The Times also reports that doctors involved in the case were annoyed that investigators would find anything inappropriate about their
passing along proprietary information to Wall Street analysts. Some physicians quoted in the series claim the information
they discussed with analysts was already in the public domain and that it wasn't very useful. One doctor cited in the piece,
Corey Langer from the Philadelphia-based Fox Chase Cancer Center, told reporters that he was only giving out personal opinions
on ongoing studies and research, and what he said was clearly within the limits of the SEC's (Securities and Exchange Commission's
strict rules on confidentiality.
We'll let the SEC and congressional investigators sort this mess out, but the burgeoning trend of doctors being paid money
by Wall Street investment firms is deeply disturbing and ought to be abolished. According to the Journal of the American Medical Association (JAMA), the number of doctors who accept money from Wall Street firms has risen from fewer than 1,000 in 1995 to roughly 75,000
What's the big deal? Besides the obvious conflict of interest in a private investment firm "buying" time and information from
doctors and researchers deeply involved in sensitive drug research, there's a big ripple effect in how such fee arrangements
negatively impact clinical trials. As The Times series attests, a "worst case" scenario might involve a physician inflating up clinical data to ensure that the analyst was
getting his or her money's worth for the fat fees paid out to researchers. Conversely, a doctor who hears from an analyst
that results from a given drug trial would help the drug company's stock may tend to select healthier study participants to
"push" the drug toward better study results — then cash in on the stock frenzy that usually follows. As Drummond Rennie, deputy
editor at JAMA told The Times, "When the data leaks out, it wrecks the trial."

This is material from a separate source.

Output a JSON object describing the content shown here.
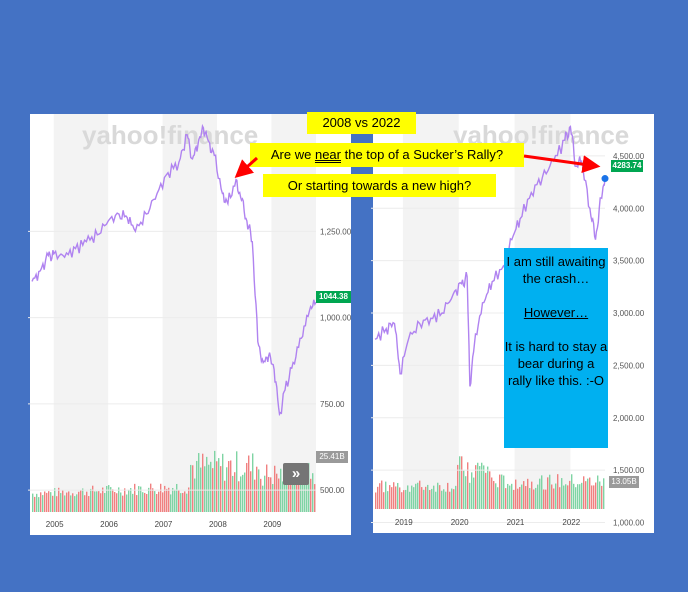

With so much at stake, it's no surprise that Congress is itching to get involved. Senator Charles Grassley from Iowa is making
the most noise, urging both the SEC and the department of Justice to conduct investigations into a potentially block-buster-sized
drug trial payola scandal. Said Grassley in a letter to the House of Representatives, "We need a complete and thorough review
of these findings and allegations. Selling drug secrets violates a trust that is fundamental to the integrity of both scientific
research and our financial markets."
What are the chances of some doctors doing a perp walk on CNN? (Led away in handcuffs on TV.) I'd say 50-50. As a separate
article in The New York Times points out, federal investigators have their work cut out for them. The SEC would be the primary investigators and they have
jailed a few over the years on insider trading charges (including a handful in the biosciences sector). You may recall former
executive Eric Tsao of biotechnology company Med-Immune Inc., who was sentenced to 15 months in prison for insider trading
and perjury, as reported by the Department of Justice a few years ago. There have been others. But those were clear-cut cases
of biotech executives leaking company financial information directly to Wall Street types.
The doctor-analyst tango is more nuanced and tougher to prove. As The New York Times reports, SEC investigators must "weed through a number of complex issues determining whether securities laws have been breached,"
and their job will be "challenging." The key for regulators is to prove that the information changing hands is valuable enough
to convince a trader to buy or sell the company-in-question's stock. Says The NY Times, regulators must also demonstrate that the information in question was "non-public" and that medical researchers did, in
fact, breach their confidentiality agreements (agreements often can vary in scope and discipline).